P&N Bank will realise A$5 million savings from bcu once the two mutual ADIs merger in November.
P&N and bcu yesterday released merger documents to members, with votes set for late October on a plan that will form a mutual bank with $6 billion in assets, meaning it will be the eighth largest mutual ADI in Australia.
The new P&N Bank Board will comprise 10 directors, with Paul Gabb to continue as chair and Steve Targett from bcu as deputy.
Andrew Hadley will be CEO. Alan Butler, CEO of bcu, will leave the business, while all other bcu staff will retain employment.
The current brands of bcu and P&N Bank will be retained, “and an umbrella brand may be adopted in the future to create a model for further industry consolidation” an expert’s report by Grant Samuel in the merger document for bcu makes clear.

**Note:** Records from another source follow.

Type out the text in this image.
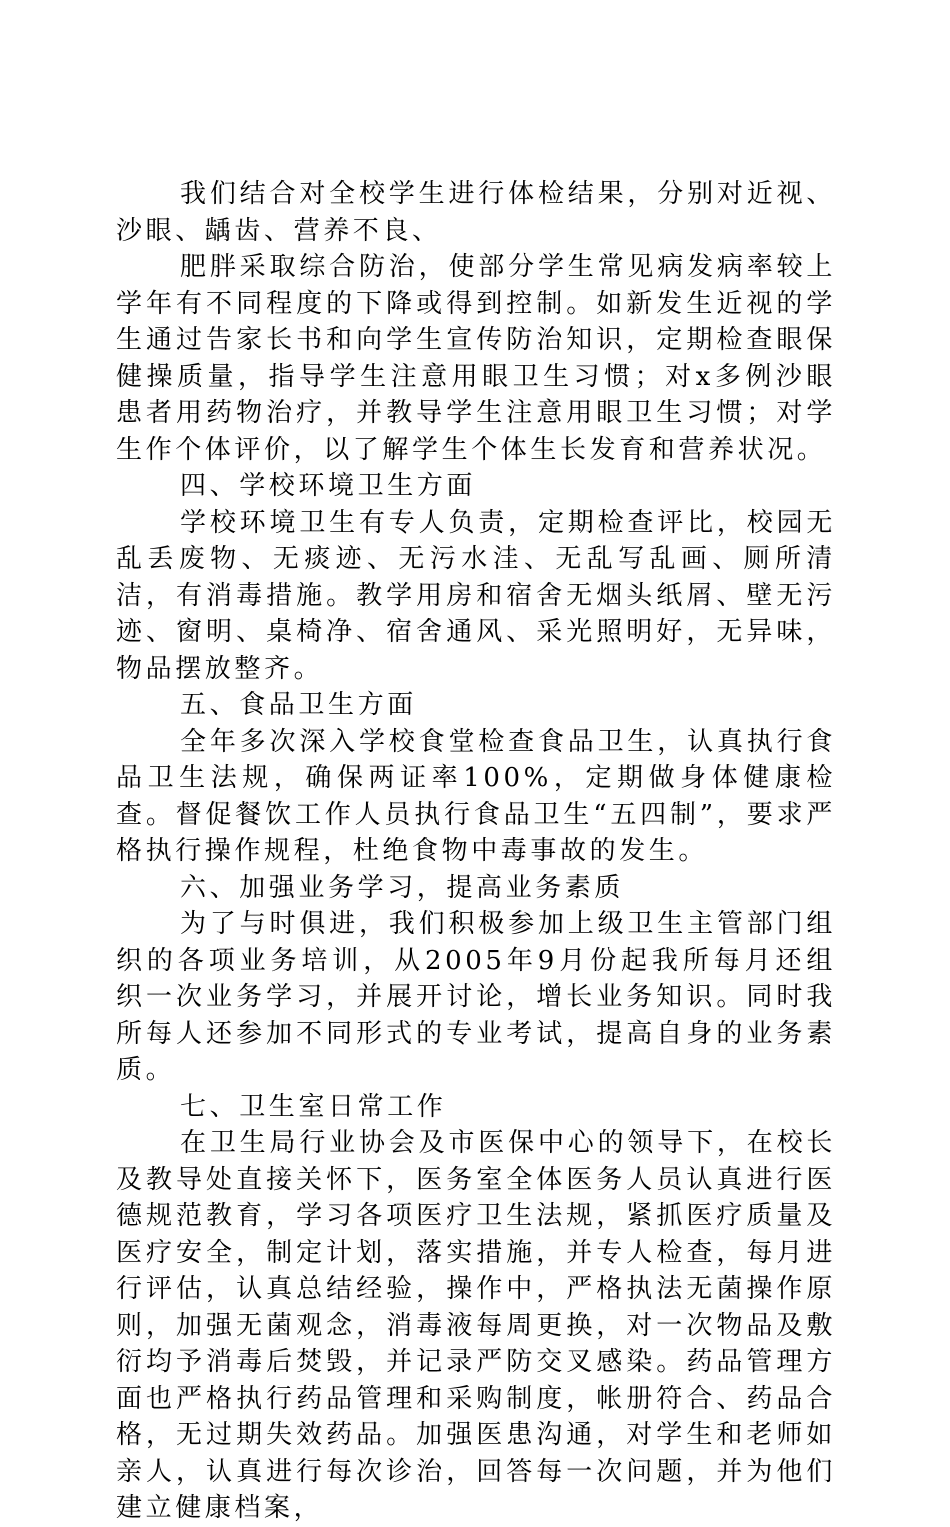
我们结合对全校学生进行体检结果，分别对近视、沙眼、龋齿、营养不良、

肥胖采取综合防治，使部分学生常见病发病率较上学年有不同程度的下降或得到控制。如新发生近视的学生通过告家长书和向学生宣传防治知识，定期检查眼保健操质量，指导学生注意用眼卫生习惯；对x多例沙眼患者用药物治疗，并教导学生注意用眼卫生习惯；对学生作个体评价，以了解学生个体生长发育和营养状况。

四、学校环境卫生方面

学校环境卫生有专人负责，定期检查评比，校园无乱丢废物、无痰迹、无污水洼、无乱写乱画、厕所清洁，有消毒措施。教学用房和宿舍无烟头纸屑、壁无污迹、窗明、桌椅净、宿舍通风、采光照明好，无异味，物品摆放整齐。

五、食品卫生方面

全年多次深入学校食堂检查食品卫生，认真执行食品卫生法规，确保两证率100%，定期做身体健康检查。督促餐饮工作人员执行食品卫生“五四制”，要求严格执行操作规程，杜绝食物中毒事故的发生。

六、加强业务学习，提高业务素质

为了与时俱进，我们积极参加上级卫生主管部门组织的各项业务培训，从2005年9月份起我所每月还组织一次业务学习，并展开讨论，增长业务知识。同时我所每人还参加不同形式的专业考试，提高自身的业务素质。

七、卫生室日常工作

在卫生局行业协会及市医保中心的领导下，在校长及教导处直接关怀下，医务室全体医务人员认真进行医德规范教育，学习各项医疗卫生法规，紧抓医疗质量及医疗安全，制定计划，落实措施，并专人检查，每月进行评估，认真总结经验，操作中，严格执法无菌操作原则，加强无菌观念，消毒液每周更换，对一次物品及敷衍均予消毒后焚毁，并记录严防交叉感染。药品管理方面也严格执行药品管理和采购制度，帐册符合、药品合格，无过期失效药品。加强医患沟通，对学生和老师如亲人，认真进行每次诊治，回答每一次问题，并为他们建立健康档案，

The head office of P&N Bank will be in Perth, and the head offices of bcu in Coffs Harbour and Brisbane “will be retained as organisational hubs for the bcu business” of the new P&N.
No bcu stores or P&N Bank branches will be closed as a result of the merger.
The pro-forma net profit for the combined ADI for the half year to December 2018 was $1.03 million, compared with $22.8 million for the year to June.
In the short term margins may be lower, given P&N “has committed to use a material portion of the cost savings to remove banking fees on certain products [and] pay higher interest rates on certain P&N Bank transaction and savings accounts.”
Retail deposits will represent 85 per cent of total funding.
As with most ADI mergers, economies of scale are central to the rationale for the union.
“While bcu’s business should be sustainable in the medium term, it will face increasing pressures on a standalone basis,” Samuel said.
“In particular, bcu’s lack of scale and the requirement for ongoing investment in regulatory and mandatory technological change has meant that it does not have the necessary resources (staff and funding) required to develop and maintain an attractive banking offer (including digital).”
P&N, for their part, said 40 per cent of their investment spend has been on compliance and “mandated” projects.